Britton and Rey, “Map of San Francisco, Compiled from the Latest Surveys . . . ” (1852) Courtesy the David Rumsey Map Collection
Rather than view the expansion of further landfill as inevitable, the redefinition of the shoreline of the city of San Francisco was more acceptable to prospectors than that of the Bay Area to East Bay residents, who were quick to see the dangers of the dramatic shrinking of the estuary as changing the experience of the Bay, and indeed removing Berkeley from the sea. The printing of an effective counter-map countered the project, which would be financially encouraged by David Rockefeller, of filling a full 60% of the shallowest bay waters with housing billed as a “New Manhattan”–and reduce the Bay, already surrounded by some thirty garbage dumps at that time, with a narrow shipping channel to serve Oakland’s port. The idea of reducing the waters of the Bay by a full 70%, which were deemed to serve no real “use” or function, aimed to transform it into what was deemed “usable” land, both for the expansion of public housing, and for an expanding of the East Bay some three miles into the ocean–somewhat improbably imagined by plowing the top off the San Bruno mountain and moving the future fill to the West.

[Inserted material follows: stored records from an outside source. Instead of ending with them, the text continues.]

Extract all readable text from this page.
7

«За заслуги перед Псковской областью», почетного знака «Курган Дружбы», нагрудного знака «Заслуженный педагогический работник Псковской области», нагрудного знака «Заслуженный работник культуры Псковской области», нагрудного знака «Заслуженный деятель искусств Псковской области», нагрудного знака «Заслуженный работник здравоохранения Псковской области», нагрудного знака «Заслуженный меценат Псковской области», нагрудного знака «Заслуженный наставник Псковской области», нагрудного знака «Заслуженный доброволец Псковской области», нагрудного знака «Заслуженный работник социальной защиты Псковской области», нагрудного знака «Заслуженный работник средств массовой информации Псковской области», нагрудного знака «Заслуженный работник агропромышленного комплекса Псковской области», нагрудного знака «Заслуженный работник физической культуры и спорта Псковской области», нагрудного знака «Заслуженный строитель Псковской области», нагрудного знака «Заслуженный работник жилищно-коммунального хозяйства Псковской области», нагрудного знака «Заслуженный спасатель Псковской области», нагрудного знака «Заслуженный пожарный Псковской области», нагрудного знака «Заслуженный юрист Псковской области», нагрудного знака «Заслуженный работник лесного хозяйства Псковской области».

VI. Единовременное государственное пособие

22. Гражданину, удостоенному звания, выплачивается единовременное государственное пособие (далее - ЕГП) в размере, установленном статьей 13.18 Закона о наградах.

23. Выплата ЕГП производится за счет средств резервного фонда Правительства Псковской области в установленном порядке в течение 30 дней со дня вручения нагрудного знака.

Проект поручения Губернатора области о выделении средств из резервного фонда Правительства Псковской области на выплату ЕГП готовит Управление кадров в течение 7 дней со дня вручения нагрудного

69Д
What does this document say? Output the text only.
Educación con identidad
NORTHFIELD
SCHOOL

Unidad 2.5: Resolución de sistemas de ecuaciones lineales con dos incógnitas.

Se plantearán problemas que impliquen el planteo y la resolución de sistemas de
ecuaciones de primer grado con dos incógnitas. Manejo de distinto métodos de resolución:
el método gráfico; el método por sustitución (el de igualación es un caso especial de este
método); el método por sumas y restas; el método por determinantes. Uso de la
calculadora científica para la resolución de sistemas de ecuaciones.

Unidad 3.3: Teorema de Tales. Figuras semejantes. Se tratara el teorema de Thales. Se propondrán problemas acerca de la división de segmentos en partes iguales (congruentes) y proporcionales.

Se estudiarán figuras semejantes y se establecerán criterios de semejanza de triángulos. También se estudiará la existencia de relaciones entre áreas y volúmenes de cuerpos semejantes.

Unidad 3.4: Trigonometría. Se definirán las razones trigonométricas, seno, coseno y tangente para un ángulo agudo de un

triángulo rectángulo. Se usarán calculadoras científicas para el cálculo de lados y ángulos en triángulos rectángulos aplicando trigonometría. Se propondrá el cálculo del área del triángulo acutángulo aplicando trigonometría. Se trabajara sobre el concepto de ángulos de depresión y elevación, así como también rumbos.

There was little basis to understand the coherence of the water, or indeed its function, even as it was disappearing before the eyes of local inhabitants. The symbolic success of the map however not only mobilized public opinion behind the rejection of the continued landfill of the bay’s shallower areas, but the rejection of the continued dumping of waste into the Bay Area waters, and according to Richard Walker helped transform the ecology movement into a popular, rather than only an elite, cause. The image of filling some 2200 acres of watery expanse, reduced now to but a slender channel, provoked the project of saving the estuary, although most of the region was at that time closed off to public access, let alone ringed by a Coastal Trail as it is now: of the Bay’s 276-mile shoreline below the entrance of the Sacramento-San Joaquin Delta, less than 5 miles of shore were in fact open to public access. The image of the destruction of the Bay was not focussed on the shoreline, of course, but rather on imagining the consequences of the potential loss of the open waters of the Bay that would change the relation of land to water in an irrevocable fashion.